According to the Department for Digital, Culture, Media & Sport, more than 19 out of 20 homes and businesses now have the opportunity to upgrade their internet connections to speeds of at least 24Mbps.

This, it stated, is more than twice the speed Ofcom says is required by a typical family home.

The Country Land and Business Association (CLA) has hailed this an "important milestone" in the delivery of superfast broadband across the UK.

However, the organisation has stressed that future infrastructure upgrades in rural locations must align with those in major towns and cities.

"It is not just imperative to get rural homes and businesses connected in the first place, but also to ensure the service they receive keeps pace with demand and technological change," said CLA President Tim Breitmeyer.

Furthermore, he noted that despite the success of the government's superfast broadband rollout, "significant areas" are still without a fast connection, which he said is "critical" for many rural businesses.
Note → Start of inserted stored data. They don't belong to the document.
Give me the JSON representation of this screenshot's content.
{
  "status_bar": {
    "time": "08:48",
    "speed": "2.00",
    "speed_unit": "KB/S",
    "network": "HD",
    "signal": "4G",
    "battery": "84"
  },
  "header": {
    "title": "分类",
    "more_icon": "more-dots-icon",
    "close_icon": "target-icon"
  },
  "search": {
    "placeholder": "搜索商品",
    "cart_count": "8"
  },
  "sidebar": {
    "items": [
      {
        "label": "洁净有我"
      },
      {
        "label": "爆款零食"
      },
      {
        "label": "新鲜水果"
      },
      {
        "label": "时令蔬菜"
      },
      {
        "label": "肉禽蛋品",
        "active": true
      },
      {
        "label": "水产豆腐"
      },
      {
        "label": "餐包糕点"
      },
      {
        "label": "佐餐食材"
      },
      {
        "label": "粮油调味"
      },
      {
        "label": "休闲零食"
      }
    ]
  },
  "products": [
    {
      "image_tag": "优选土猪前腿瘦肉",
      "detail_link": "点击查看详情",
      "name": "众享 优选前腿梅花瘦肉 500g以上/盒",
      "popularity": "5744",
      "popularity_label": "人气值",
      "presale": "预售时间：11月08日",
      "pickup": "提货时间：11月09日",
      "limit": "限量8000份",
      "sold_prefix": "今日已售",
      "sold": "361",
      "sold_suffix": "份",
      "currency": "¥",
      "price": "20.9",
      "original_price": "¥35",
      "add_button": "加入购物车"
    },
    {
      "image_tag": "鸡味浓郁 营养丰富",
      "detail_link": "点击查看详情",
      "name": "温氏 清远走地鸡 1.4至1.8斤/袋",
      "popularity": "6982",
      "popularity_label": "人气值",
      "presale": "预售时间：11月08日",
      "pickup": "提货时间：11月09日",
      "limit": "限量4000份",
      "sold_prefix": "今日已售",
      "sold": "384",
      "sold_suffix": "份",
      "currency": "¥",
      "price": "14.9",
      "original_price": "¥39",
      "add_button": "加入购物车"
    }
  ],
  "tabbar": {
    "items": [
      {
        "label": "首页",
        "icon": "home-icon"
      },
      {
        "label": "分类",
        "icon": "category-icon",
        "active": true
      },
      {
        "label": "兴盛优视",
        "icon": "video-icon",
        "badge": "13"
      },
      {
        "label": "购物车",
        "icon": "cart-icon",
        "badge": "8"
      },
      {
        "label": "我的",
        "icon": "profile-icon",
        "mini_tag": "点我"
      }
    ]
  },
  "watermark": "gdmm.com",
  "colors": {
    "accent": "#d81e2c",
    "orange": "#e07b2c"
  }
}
Mr Breitmeyer acknowledged that getting connections to rural homes and businesses is "complex and expensive". However, he said it is a crucial for creating a fair and balanced economy.

This, he argued, is why the government's Universal Service Obligation (USO), which will give everyone in Britain the legal right to request minimum speeds of 10Mbps by 2020, is important for the whole country and not just rural areas.

Mr Breitmeyer added that the USO should be enacted in law "without delay" and "constantly updated to end the digital divide that has held back our economy for too long".